I was excited to get this one, I knew it would have potential so I went a little nuts concepting.
The main victims and criminals in the story were Ukrainian.
Here's the spread, I decided to visually relate the kidney tubes to his gold chain and wallet at the last minute.
January 23, 2012
Racial Definitions in America
Got to do a illustration for a dual book review by Gwen Ifill for the Washington Post.
Here's an excerpt:
Decades later, Americans are still struggling with racial definitions. Is the president black or biracial? Are we Latino or Hispanic? Is the n-word an insult or an affectionate term? What does it mean to be authentically black? And does any of that
matter anymore? Didn't the 2008 election signal that the country that elected its first black president is now post-racial?
sketch and color study |
Two new books take radically different approaches to these questions of race introspection - one academic, the other anecdotal. Both are mature and serious works that seek to get us past our laziest assumptions about race. Each managed to expand my notion of what it means to be black in America, and why it matters.
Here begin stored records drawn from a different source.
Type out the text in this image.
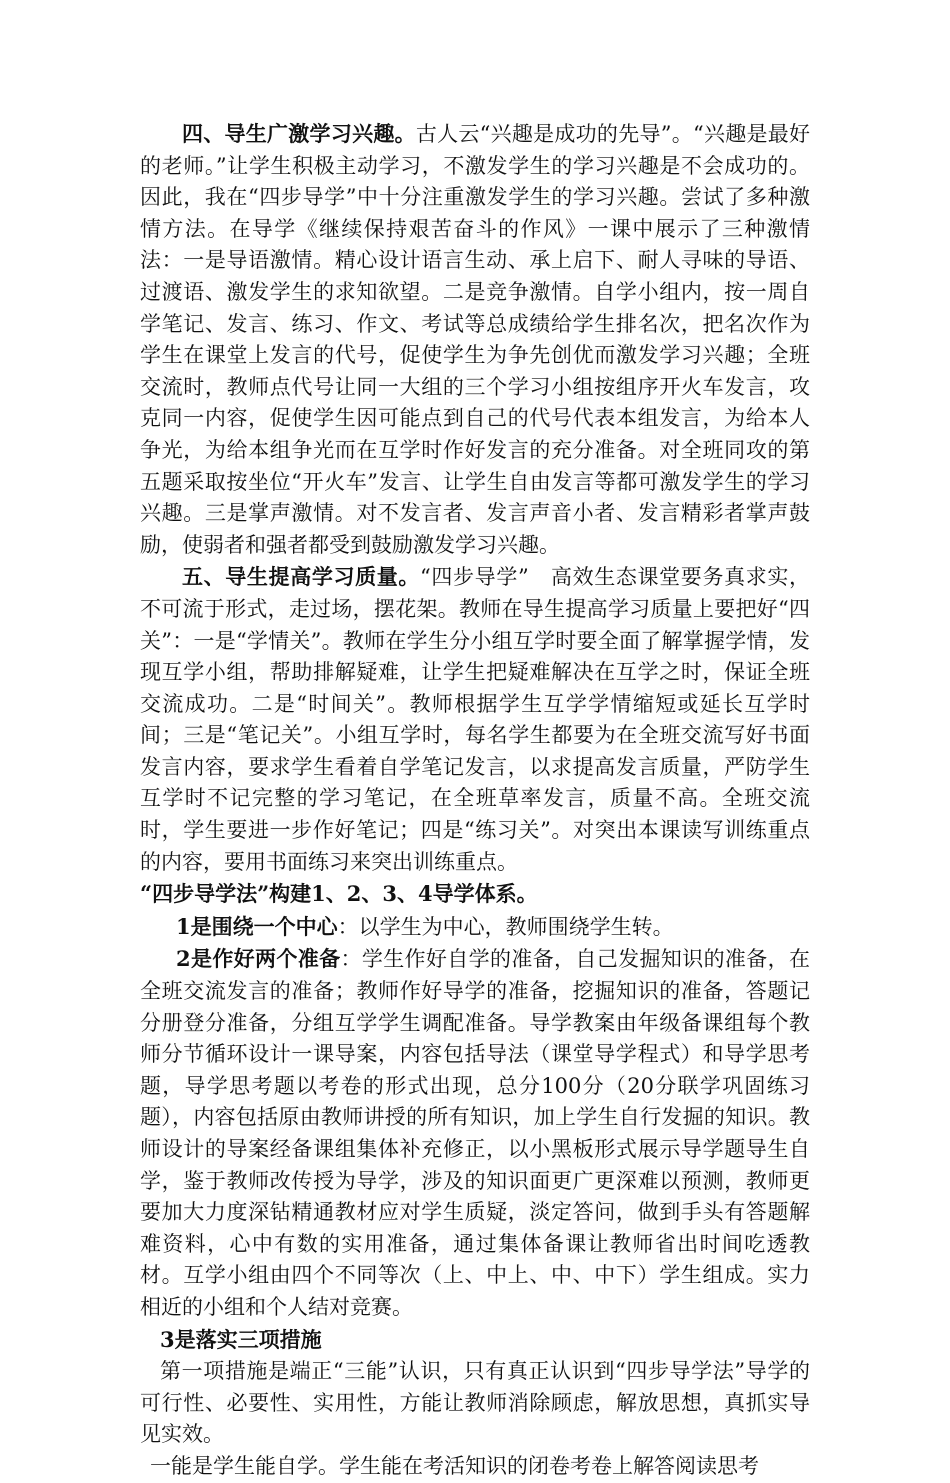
四、导生广激学习兴趣。古人云“兴趣是成功的先导”。“兴趣是最好的老师。”让学生积极主动学习，不激发学生的学习兴趣是不会成功的。因此，我在“四步导学”中十分注重激发学生的学习兴趣。尝试了多种激情方法。在导学《继续保持艰苦奋斗的作风》一课中展示了三种激情法：一是导语激情。精心设计语言生动、承上启下、耐人寻味的导语、过渡语、激发学生的求知欲望。二是竞争激情。自学小组内，按一周自学笔记、发言、练习、作文、考试等总成绩给学生排名次，把名次作为学生在课堂上发言的代号，促使学生为争先创优而激发学习兴趣；全班交流时，教师点代号让同一大组的三个学习小组按组序开火车发言，攻克同一内容，促使学生因可能点到自己的代号代表本组发言，为给本人争光，为给本组争光而在互学时作好发言的充分准备。对全班同攻的第五题采取按坐位“开火车”发言、让学生自由发言等都可激发学生的学习兴趣。三是掌声激情。对不发言者、发言声音小者、发言精彩者掌声鼓励，使弱者和强者都受到鼓励激发学习兴趣。

五、导生提高学习质量。“四步导学”　高效生态课堂要务真求实，不可流于形式，走过场，摆花架。教师在导生提高学习质量上要把好“四关”：一是“学情关”。教师在学生分小组互学时要全面了解掌握学情，发现互学小组，帮助排解疑难，让学生把疑难解决在互学之时，保证全班交流成功。二是“时间关”。教师根据学生互学学情缩短或延长互学时间；三是“笔记关”。小组互学时，每名学生都要为在全班交流写好书面发言内容，要求学生看着自学笔记发言，以求提高发言质量，严防学生互学时不记完整的学习笔记，在全班草率发言，质量不高。全班交流时，学生要进一步作好笔记；四是“练习关”。对突出本课读写训练重点的内容，要用书面练习来突出训练重点。

“四步导学法”构建1、2、3、4导学体系。

1是围绕一个中心：以学生为中心，教师围绕学生转。

2是作好两个准备：学生作好自学的准备，自己发掘知识的准备，在全班交流发言的准备；教师作好导学的准备，挖掘知识的准备，答题记分册登分准备，分组互学学生调配准备。导学教案由年级备课组每个教师分节循环设计一课导案，内容包括导法（课堂导学程式）和导学思考题，导学思考题以考卷的形式出现，总分100分（20分联学巩固练习题），内容包括原由教师讲授的所有知识，加上学生自行发掘的知识。教师设计的导案经备课组集体补充修正，以小黑板形式展示导学题导生自学，鉴于教师改传授为导学，涉及的知识面更广更深难以预测，教师更要加大力度深钻精通教材应对学生质疑，淡定答问，做到手头有答题解难资料，心中有数的实用准备，通过集体备课让教师省出时间吃透教材。互学小组由四个不同等次（上、中上、中、中下）学生组成。实力相近的小组和个人结对竞赛。

3是落实三项措施

第一项措施是端正“三能”认识，只有真正认识到“四步导学法”导学的可行性、必要性、实用性，方能让教师消除顾虑，解放思想，真抓实导见实效。

一能是学生能自学。学生能在考活知识的闭卷考卷上解答阅读思考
Art direction by Kristin Lenz.
January 10, 2012
Hollow Recovery
For Bloomberg Markets on America's hollow recovery. For some reason I love drawing pie, and I finally got a pie idea that could hold a full page. Thanks Tjia!
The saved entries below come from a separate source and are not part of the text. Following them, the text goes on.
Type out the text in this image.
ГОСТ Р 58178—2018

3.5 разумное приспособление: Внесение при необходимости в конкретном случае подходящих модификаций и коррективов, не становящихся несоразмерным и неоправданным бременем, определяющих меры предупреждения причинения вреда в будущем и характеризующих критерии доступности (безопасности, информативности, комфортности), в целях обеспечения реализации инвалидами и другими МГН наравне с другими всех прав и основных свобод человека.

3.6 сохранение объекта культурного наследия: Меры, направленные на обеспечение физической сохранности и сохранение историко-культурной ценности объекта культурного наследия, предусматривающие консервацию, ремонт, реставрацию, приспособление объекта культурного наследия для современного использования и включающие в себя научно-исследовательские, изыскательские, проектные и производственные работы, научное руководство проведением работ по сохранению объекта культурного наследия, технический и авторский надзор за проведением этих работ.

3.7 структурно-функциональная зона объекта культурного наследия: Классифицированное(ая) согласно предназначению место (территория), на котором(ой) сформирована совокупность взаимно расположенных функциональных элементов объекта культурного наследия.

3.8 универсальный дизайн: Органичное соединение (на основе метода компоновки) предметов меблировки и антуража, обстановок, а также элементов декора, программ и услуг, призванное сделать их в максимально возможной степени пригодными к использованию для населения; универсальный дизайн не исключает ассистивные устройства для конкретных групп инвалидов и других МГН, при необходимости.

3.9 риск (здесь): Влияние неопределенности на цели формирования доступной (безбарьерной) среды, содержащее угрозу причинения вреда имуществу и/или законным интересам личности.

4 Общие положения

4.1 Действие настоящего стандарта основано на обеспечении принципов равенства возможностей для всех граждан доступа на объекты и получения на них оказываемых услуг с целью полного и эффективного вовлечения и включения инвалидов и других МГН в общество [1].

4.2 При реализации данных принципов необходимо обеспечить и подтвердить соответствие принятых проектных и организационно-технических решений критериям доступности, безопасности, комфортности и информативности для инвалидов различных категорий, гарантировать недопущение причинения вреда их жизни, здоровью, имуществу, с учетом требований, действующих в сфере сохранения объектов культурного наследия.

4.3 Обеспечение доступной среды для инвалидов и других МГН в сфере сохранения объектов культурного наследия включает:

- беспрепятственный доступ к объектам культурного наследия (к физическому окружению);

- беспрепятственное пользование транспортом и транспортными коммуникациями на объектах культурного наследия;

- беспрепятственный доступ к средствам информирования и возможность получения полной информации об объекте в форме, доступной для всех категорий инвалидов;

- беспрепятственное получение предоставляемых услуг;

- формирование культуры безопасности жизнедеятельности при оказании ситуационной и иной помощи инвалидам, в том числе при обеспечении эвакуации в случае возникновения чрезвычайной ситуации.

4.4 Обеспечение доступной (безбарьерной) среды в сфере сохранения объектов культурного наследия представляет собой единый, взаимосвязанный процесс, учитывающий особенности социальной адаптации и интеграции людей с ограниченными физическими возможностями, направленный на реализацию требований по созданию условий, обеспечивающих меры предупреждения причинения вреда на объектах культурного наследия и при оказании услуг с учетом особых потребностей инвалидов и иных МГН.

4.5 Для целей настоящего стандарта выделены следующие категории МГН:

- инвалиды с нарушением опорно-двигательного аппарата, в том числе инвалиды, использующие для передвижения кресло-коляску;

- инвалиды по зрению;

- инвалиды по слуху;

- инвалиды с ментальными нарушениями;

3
The article was long so it talked about alot of things from hollow recovery to lengthy slow growth to mixed signals of weakness and strengths, so I had to cover alot of possibilities. Luckily everyone was in the mood for pie though!
The article was long so it talked about alot of things from hollow recovery to lengthy slow growth to mixed signals of weakness and strengths, so I had to cover alot of possibilities. Luckily everyone was in the mood for pie though!
January 5, 2012
Bullish on Coal
Full page for Bloomberg Markets on the IPO winners and losers of 2011.
Apparently an Indian coal producer came out on top. So used to having to make carbon look bad, it was a fun challenge to reverse it.
Actually all I had to work with at the start from the mag was, "old energy beats new energy", hence the wide range of roughs.
Challenge was to get the bull head to read as dump truck simultaneously.
Siung suggested adding a little steam from the nostrils which helped.